Aim 2. Estimate the responsiveness of three quitting behaviors (smoking cessation, quit attempts, and intention to quit) to tobacco tax increases among African American smokers, and assess whether the responsiveness differs by menthol smoking status and by income level.
Aim 3. Examine whether African American smokers minimize the price effect from tobacco tax increases by purchasing cheaper cigarettes from other states or the internet (i.e., tax avoidance), and assess whether tax avoidance impacts the price effect differently for menthol versus non-menthol smokers and for smokers with different income levels.
Aim 4. Assess whether tobacco tax increases are regressive among African Americans.
All the aims will be analyzed using secondary data from California and national surveys. For Aims 1-2, multivariable regression models will be used to analyze the relationship between smoking/quitting behavior and cigarette prices, controlling for other confounding factors. In Aim 3, predictors for using tax avoidance strategies will be analyzed with multivariate regression models, and then a variable representing the use of tax avoidance will be included in the models developed from Aims 1-2 to test if tax avoidance negatively affects the price effect on smoking/quitting behaviors. Aim 4 will be assessed by comparing the share of income spent on cigarette taxes and expenditures before and after the 61-cent-per-pack federal excise tax increase in 1999.

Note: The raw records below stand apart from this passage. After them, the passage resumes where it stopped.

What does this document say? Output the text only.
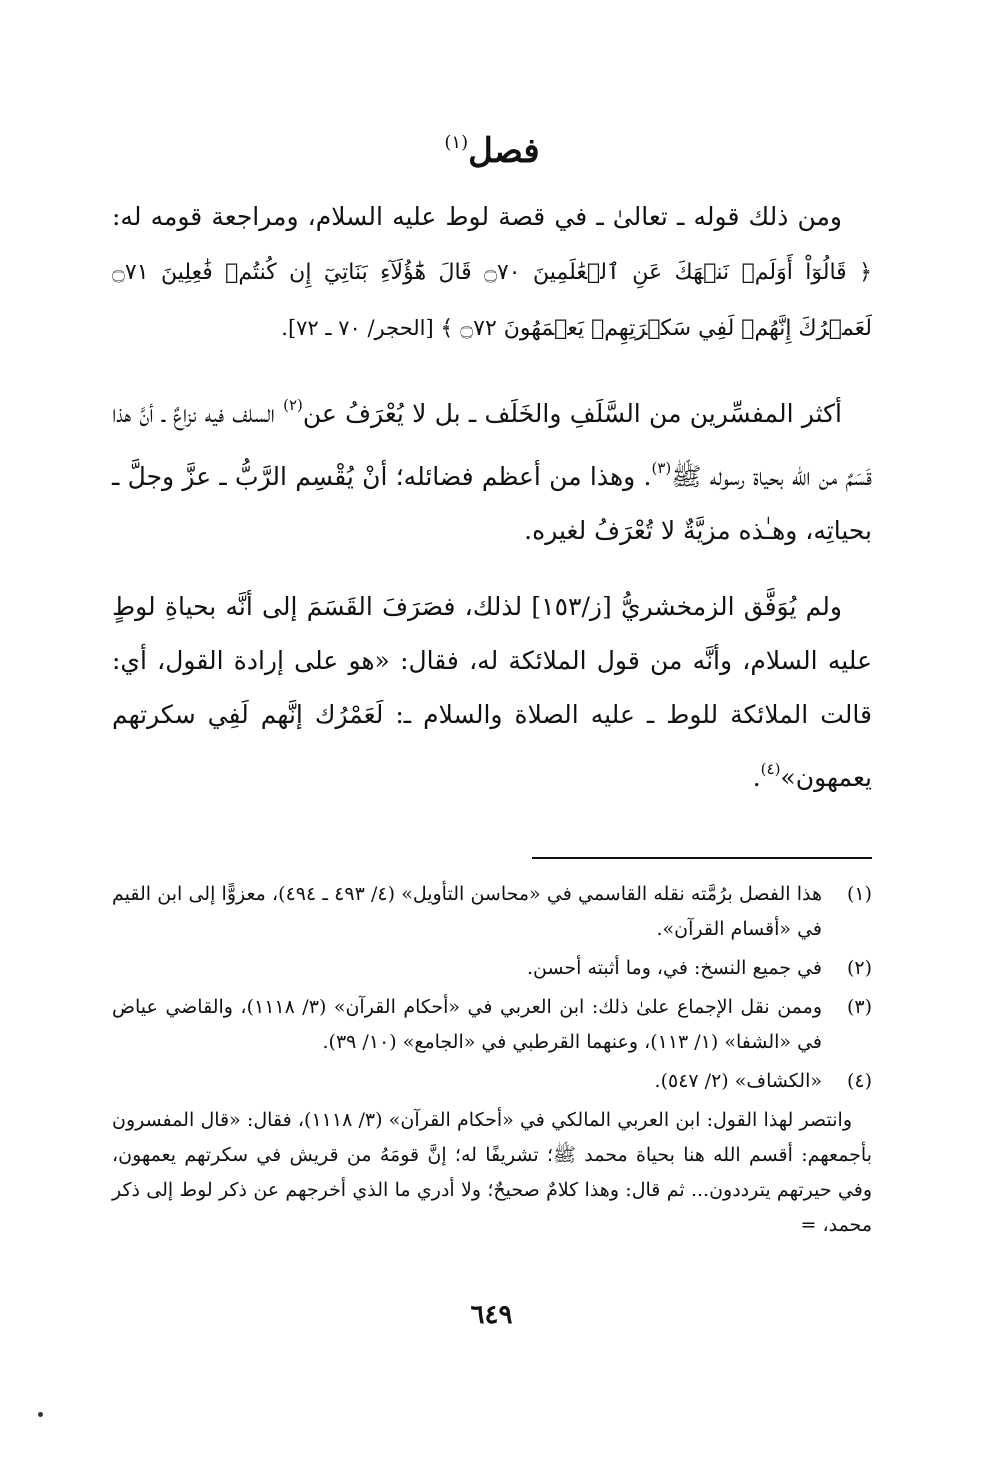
فصل$^{(١)}$

ومن ذلك قوله ـ تعالىٰ ـ في قصة لوط عليه السلام، ومراجعة قومه له: ﴿ قَالُوٓاْ أَوَلَمۡ نَنۡهَكَ عَنِ ٱلۡعَٰلَمِينَ ۝٧٠ قَالَ هَٰٓؤُلَآءِ بَنَاتِيٓ إِن كُنتُمۡ فَٰعِلِينَ ۝٧١ لَعَمۡرُكَ إِنَّهُمۡ لَفِي سَكۡرَتِهِمۡ يَعۡمَهُونَ ۝٧٢ ﴾ [الحجر/ ٧٠ ـ ٧٢].

أكثر المفسِّرين من السَّلَفِ والخَلَف ـ بل لا يُعْرَفُ عن$^{(٢)}$ السلف فيه نزاعٌ ـ أنَّ هذا قَسَمٌ من الله بحياة رسوله ﷺ$^{(٣)}$. وهذا من أعظم فضائله؛ أنْ يُقْسِم الرَّبُّ ـ عزَّ وجلَّ ـ بحياتِه، وهـٰذه مزيَّةٌ لا تُعْرَفُ لغيره.

ولم يُوَفَّق الزمخشريُّ [ز/١٥٣] لذلك، فصَرَفَ القَسَمَ إلى أنَّه بحياةِ لوطٍ عليه السلام، وأنَّه من قول الملائكة له، فقال: «هو على إرادة القول، أي: قالت الملائكة للوط ـ عليه الصلاة والسلام ـ: لَعَمْرُك إنَّهم لَفِي سكرتهم يعمهون»$^{(٤)}$.

(١)
هذا الفصل برُمَّته نقله القاسمي في «محاسن التأويل» (٤/ ٤٩٣ ـ ٤٩٤)، معزوًّا إلى ابن القيم في «أقسام القرآن».
(٢)
في جميع النسخ: في، وما أثبته أحسن.
(٣)
وممن نقل الإجماع علىٰ ذلك: ابن العربي في «أحكام القرآن» (٣/ ١١١٨)، والقاضي عياض في «الشفا» (١/ ١١٣)، وعنهما القرطبي في «الجامع» (١٠/ ٣٩).
(٤)
«الكشاف» (٢/ ٥٤٧).

وانتصر لهذا القول: ابن العربي المالكي في «أحكام القرآن» (٣/ ١١١٨)، فقال: «قال المفسرون بأجمعهم: أقسم الله هنا بحياة محمد ﷺ؛ تشريفًا له؛ إنَّ قومَهُ من قريش في سكرتهم يعمهون، وفي حيرتهم يترددون... ثم قال: وهذا كلامٌ صحيحٌ؛ ولا أدري ما الذي أخرجهم عن ذكر لوط إلى ذكر محمد، =

٦٤٩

This study will produce price elasticity estimates for smoking prevalence, smoking intensity, and cigarette consumption for California African Americans and, to our knowledge, the first estimates of tobacco tax burden for African Americans. This project will provide useful information for California communities and policymakers to understand the full implications of tobacco tax increases on health disparities and social inequity, and will help inform future legislative and initiative campaigns that seek to raise the tobacco tax in California.